The present study has a number of limitations. First, the restricted number of patients undergoing high-risk surgery limited the number of relevant clinical events (LOS and RLN palsy). Secondly, due to the non-randomized study design, no final conclusion regarding the potential benefit of CIONM can be drawn. Third, even though classification of events as intrinsic versus artifactual was based on several objective parameters, it ultimately rested on the subjective evaluation by the surgeon. Thus, we cannot exclude that some artifactual events were related to subclinical nerve damage and vice versa. Fourth, the protocol was not completely standardized (e.g., use of needle electrodes); however, this reflects clinical practice.
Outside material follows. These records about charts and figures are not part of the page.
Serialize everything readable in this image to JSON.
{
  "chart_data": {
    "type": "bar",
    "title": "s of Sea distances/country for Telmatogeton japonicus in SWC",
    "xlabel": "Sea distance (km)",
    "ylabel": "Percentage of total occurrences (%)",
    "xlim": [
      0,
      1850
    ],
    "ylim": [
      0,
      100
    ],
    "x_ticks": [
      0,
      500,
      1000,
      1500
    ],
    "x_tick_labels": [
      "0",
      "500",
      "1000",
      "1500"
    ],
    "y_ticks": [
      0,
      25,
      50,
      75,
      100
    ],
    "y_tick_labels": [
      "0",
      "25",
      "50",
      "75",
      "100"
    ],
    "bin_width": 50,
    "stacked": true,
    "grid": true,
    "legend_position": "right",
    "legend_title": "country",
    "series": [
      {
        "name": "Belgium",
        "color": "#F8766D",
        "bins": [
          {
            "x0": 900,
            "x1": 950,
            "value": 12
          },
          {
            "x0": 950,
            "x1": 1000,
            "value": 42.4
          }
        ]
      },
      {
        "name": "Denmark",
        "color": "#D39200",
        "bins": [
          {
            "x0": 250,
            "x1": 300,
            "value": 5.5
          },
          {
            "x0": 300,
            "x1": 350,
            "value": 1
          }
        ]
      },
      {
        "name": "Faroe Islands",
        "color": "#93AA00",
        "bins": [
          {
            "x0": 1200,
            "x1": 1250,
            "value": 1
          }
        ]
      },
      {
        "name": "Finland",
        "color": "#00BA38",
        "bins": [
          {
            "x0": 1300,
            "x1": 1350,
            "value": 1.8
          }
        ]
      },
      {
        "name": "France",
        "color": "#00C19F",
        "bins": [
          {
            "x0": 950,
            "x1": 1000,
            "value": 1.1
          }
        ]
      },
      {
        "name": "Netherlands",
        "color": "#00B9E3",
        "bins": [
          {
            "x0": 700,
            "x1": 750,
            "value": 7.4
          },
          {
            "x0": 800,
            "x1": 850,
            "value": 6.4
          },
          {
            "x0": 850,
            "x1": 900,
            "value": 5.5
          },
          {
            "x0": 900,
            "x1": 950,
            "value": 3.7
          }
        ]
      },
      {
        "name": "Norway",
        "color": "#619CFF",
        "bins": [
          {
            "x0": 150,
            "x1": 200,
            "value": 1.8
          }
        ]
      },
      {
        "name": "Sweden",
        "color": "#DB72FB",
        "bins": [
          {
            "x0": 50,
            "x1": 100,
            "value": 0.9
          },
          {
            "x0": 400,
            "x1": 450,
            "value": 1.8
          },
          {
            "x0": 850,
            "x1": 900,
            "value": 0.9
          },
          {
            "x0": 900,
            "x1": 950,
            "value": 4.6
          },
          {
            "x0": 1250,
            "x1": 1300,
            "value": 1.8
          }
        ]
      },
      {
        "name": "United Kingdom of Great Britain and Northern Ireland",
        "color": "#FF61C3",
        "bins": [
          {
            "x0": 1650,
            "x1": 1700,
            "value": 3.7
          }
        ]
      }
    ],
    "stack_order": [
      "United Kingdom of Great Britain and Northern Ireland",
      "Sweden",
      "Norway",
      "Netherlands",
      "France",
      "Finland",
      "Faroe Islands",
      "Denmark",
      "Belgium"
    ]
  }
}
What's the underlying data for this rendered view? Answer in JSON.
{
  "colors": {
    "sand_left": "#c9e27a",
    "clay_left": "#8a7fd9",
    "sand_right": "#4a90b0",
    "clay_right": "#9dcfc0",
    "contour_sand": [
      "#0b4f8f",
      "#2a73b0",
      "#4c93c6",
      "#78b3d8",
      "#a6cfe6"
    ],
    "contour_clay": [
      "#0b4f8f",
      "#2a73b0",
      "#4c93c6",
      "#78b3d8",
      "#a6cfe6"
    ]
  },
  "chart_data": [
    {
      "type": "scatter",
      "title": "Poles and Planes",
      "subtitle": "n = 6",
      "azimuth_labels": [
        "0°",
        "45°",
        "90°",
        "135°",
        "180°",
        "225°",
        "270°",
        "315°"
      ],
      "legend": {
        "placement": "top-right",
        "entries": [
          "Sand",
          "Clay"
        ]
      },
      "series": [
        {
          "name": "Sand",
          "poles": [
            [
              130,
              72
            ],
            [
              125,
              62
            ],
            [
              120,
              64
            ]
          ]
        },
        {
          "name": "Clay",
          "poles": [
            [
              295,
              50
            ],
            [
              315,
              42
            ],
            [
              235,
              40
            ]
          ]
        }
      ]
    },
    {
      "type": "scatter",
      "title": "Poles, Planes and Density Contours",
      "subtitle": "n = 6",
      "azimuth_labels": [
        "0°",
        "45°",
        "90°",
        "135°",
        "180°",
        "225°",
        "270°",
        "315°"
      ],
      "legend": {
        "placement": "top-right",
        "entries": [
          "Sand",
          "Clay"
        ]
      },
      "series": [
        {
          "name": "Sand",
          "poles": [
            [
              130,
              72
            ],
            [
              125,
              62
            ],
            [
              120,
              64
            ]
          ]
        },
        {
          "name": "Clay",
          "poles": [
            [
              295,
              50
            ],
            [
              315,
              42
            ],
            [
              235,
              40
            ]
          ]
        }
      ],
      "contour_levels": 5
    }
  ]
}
Last, the results pertain to high-risk surgery and a specific device (APS) and can perhaps not be transferred to the systems by other manufacturers [16, 17].

In conclusion, CIONM using the APS system may be a useful tool in high-risk thyroid and parathyroid surgery in order to reduce the risk of RLN lesions. Even though the technology has matured, a major development effort is warranted to reduce EMG artifacts and improve the safety of CIONM systems. Randomized studies are needed in order to obtain reliable estimates of cost benefit.